I develop a highly loaded application that reads data from DynamoDB on-demand table. Let's say it constantly performs around 500 reads per second.
From time to time I need to upload a large dataset into the database (100 million records). I use python, spark and audienceproject/spark-dynamodb
. I set throughput=40k and use BatchWriteItem()
for data writing.
In the beginning, I observe some write throttled requests and write capacity is only 4k but then upscaling takes place, and write capacity goes up.
Questions:
- Does intensive writing affects reading in the case of on-demand tables? Does autoscaling work independently for reading/writing?
- Is it fine to set large throughput for a short period of time? As far as I see the cost is the same in the case of on-demand tables. What are the potential issues?
- I observe some throttled requests but eventually, all the data is successfully uploaded. How can this be explained? I suggest that the client I use has advanced rate-limiting logic and I didn't manage to find a clear answer so far.
CodePudding user response:
That's a lot of questions in one question, you'll get a high level answer.
DynamoDB scales by increasing the number of partitions. Each item is stored on a partition. Each partition can handle:
- up to 3000 Read Capacity Units
- up to 1000 Write Capacity Units
- up to 10 GB of data
As soon as any of these limits is reached, the partition is split into two and the items are redistributed. This happens until there is sufficient capacity available to meet demand. You don't control how that happens, it's a managed service that does this in the background.
The number of partitions only ever grows.

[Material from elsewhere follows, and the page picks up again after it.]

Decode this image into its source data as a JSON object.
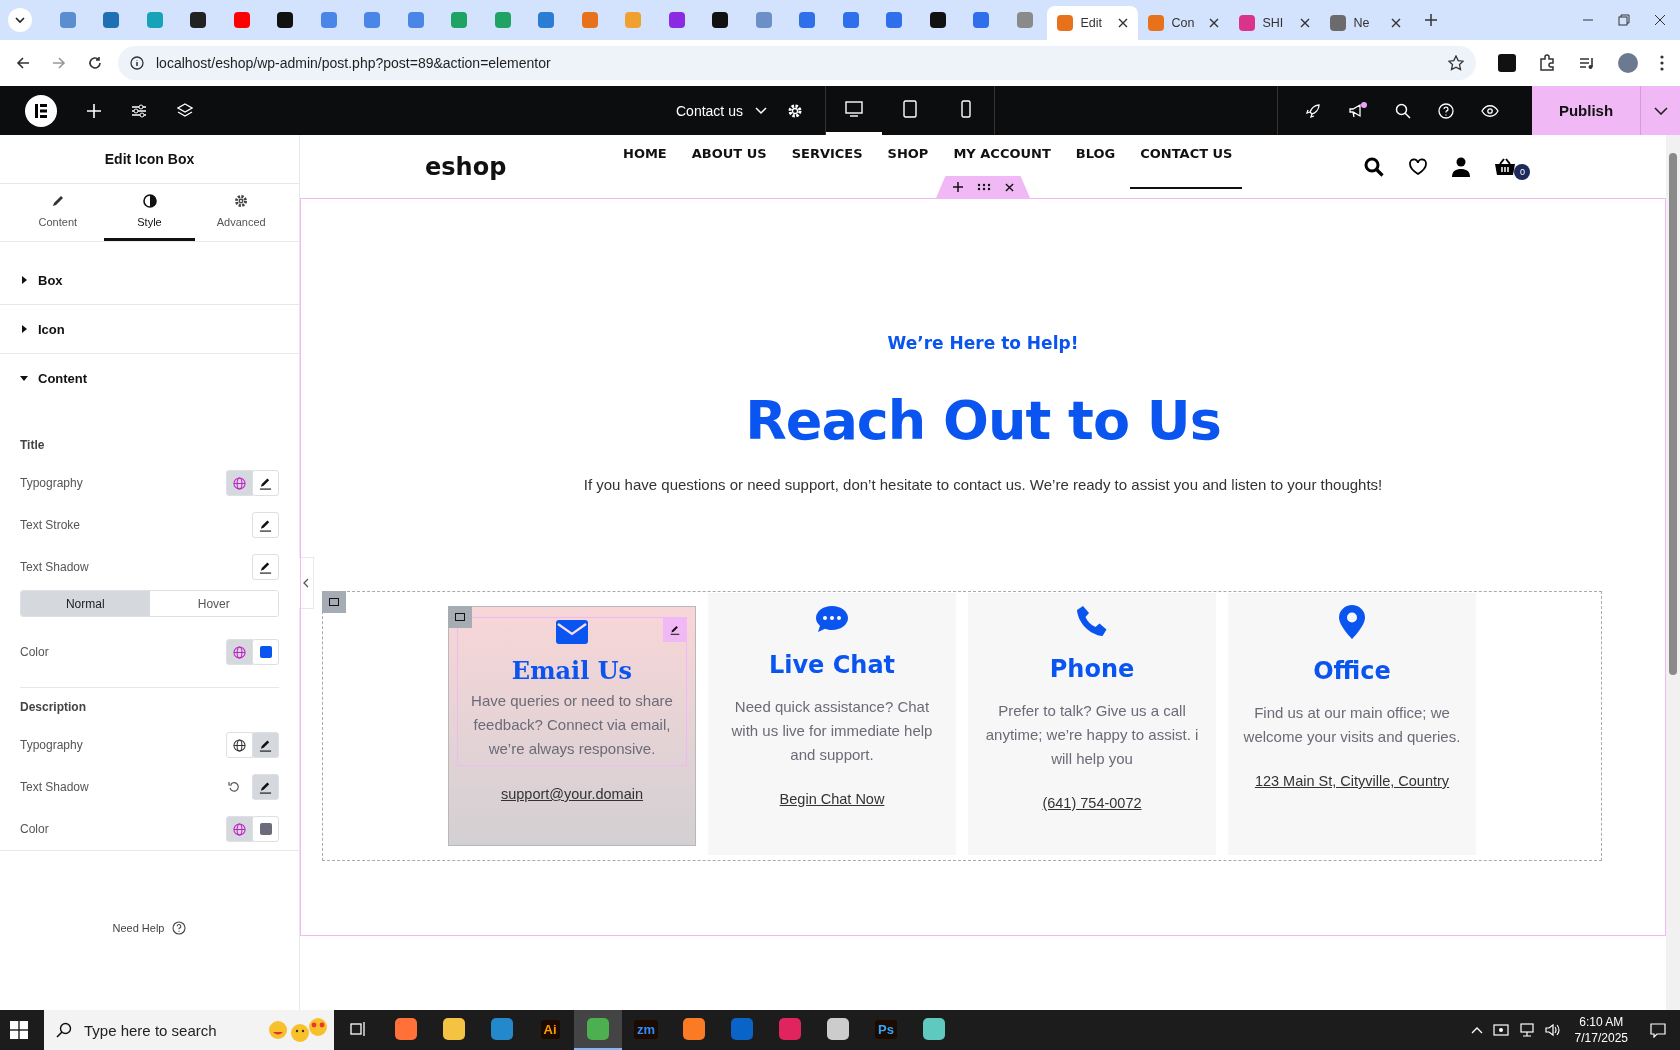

Based on this information we can address your questions:
-
Does intensive writing affects reading in the case of on-demand tables? Does autoscaling work independently for reading/writing?
The scaling mechanism is the same for read and write activity, but the scaling point differs as mentioned above. In an on-demand table AutoScaling is not involved, that's only for tables with provisioned throughput. You shouldn't notice an impact on your reads here.
-
Is it fine to set large throughput for a short period of time? As far as I see the cost is the same in the case of on-demand tables. What are the potential issues?
I assume you set the throughput that spark can use as a budget for writing, it won't have that much of an impact on on-demand tables. It's information, it can use internally to decide how much parallelization is possible.
-
I observe some throttled requests but eventually, all the data is successfully uploaded. How can this be explained? I suggest that the client I use has advanced rate-limiting logic and I didn't manage to find a clear answer so far.
If the client uses BatchWriteItem, it will get a list of items that couldn't be written for each request and can enqueue them again. Exponential backoff may be involved but that is an implementation detail. It's not magic, you just have to keep track of which items you've successfully written and enqueue those that you haven't again until the "to-write" queue is empty.